How did you become interested in engineering and of UW A&A in particular? Tell us more about your pathways leading you here.
When I was in 7th grade I joined my school's Science Olympiad team. There were several events in this competition, but the one that immediately captivated me was the "Wright Stuff" event. In this event, you built a rubber band powered balsa wood airplane with the goal of flying inside a gym for as long as possible. I obsessed over designing and testing different wing shapes and sizes to build the best possible airplane. From that moment on I wanted to study aerospace engineering.
I went on to study at the University of Michigan for my undergrad. While I was there, I discovered my passion for computation and its applications to engineering. After finishing my degree, I decided to continue on to graduate school to delve more into my interests of fluid mechanics and computation.
When applying to graduate schools I had three criteria: 1. I wanted to work in a lab that developed its own computational fluid dynamics code and employed high performance computing, 2. I wanted to live in a major city, and 3. I wanted to live in an area with abundant outdoor activities. My advisor Dr. Ferrante’s research group, the Computational Fluid Mechanics Lab, was the perfect fit for the first criterion. My experience living in Seattle has more than fulfilled my expectations of the second two criteria.
Tell us about your interesting activities and research lab experience.
Part of the reason I started a Ph.D. was my desire to be a professor in the future. Before coming to the UW, I hadn’t had the opportunity to teach. I’ve been very lucky to work as a teaching assistant and instructor for the STARS program since the second year of my degree. The STARS program supports engineering and computer science students from low-income, first-generation, and underserved backgrounds in navigating the transition to college-level courses. I’ve had the privilege to develop my own curriculum and work with extremely engaged students in introductory math and physics courses. This position has affirmed my passion for teaching and helping students learn.
My research involves studying the fundamental physical mechanisms present in droplet-laden turbulent flows using direct numerical simulation. In order to do this, I develop my research group’s code and run large-scale simulations, which I then post-process to discover physical mechanisms related to the interaction of turbulence and droplet interfaces.
The computational power required for these simulations is so large that we must use remote supercomputers like SDSC’s Comet and TACC’s Stampede 2. The simulations I run on these supercomputers typically take around 2 days to complete, but they would take years to run on a typical laptop computer. Utilizing some of the most powerful supercomputers in the world while contributing new understanding of flow physics has been exciting and rewarding.
What do you enjoy most about A&A?
I have felt supported by the department and my peers throughout my time as a student in A&A. I have been nominated and selected for awards such as the AIAA 20 Twenties and the Sustainable Horizons Institute’s SIAM CSE17 Broader Engagement Program. I would not have thought to apply to these opportunities on my own, but the department reached out to me and encouraged me to apply and supported me throughout the process. Before moving to Seattle, I only had one friend living in the city, and I was worried about building a support system in a new city. In my experience, the culture between graduate students in the department is very collaborative and supportive and I have built a strong support system in my time here.

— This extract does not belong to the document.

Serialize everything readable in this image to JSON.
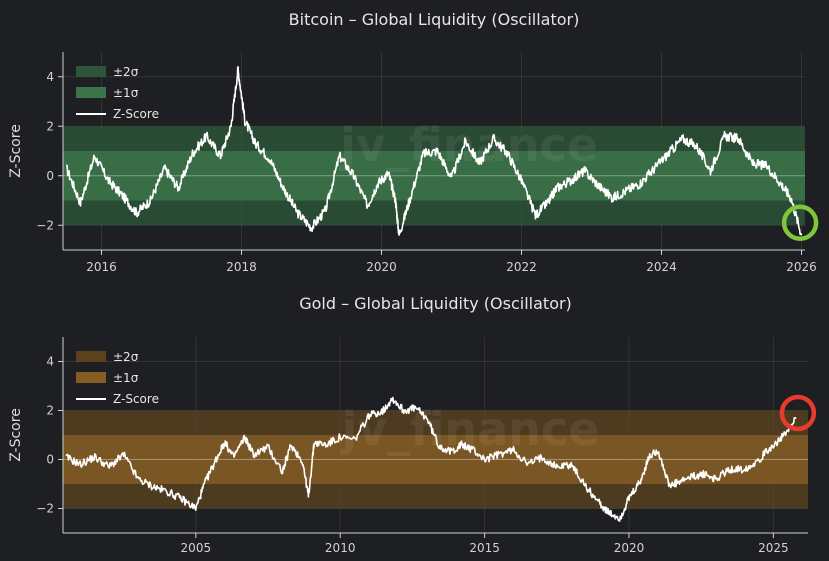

What advice do you have for prospective students?
When choosing where to go to graduate school, meet with your prospective advisors and choose someone with whom you can envision a positive working relationship. You will be much happier in your graduate school experience if you have an advisor who pushes you to work while keeping you motivated and excited. In addition, consider what aspects of life outside of work and study are important to you; make sure that resources are available to satisfy your non-academic needs and desires wherever you choose to study.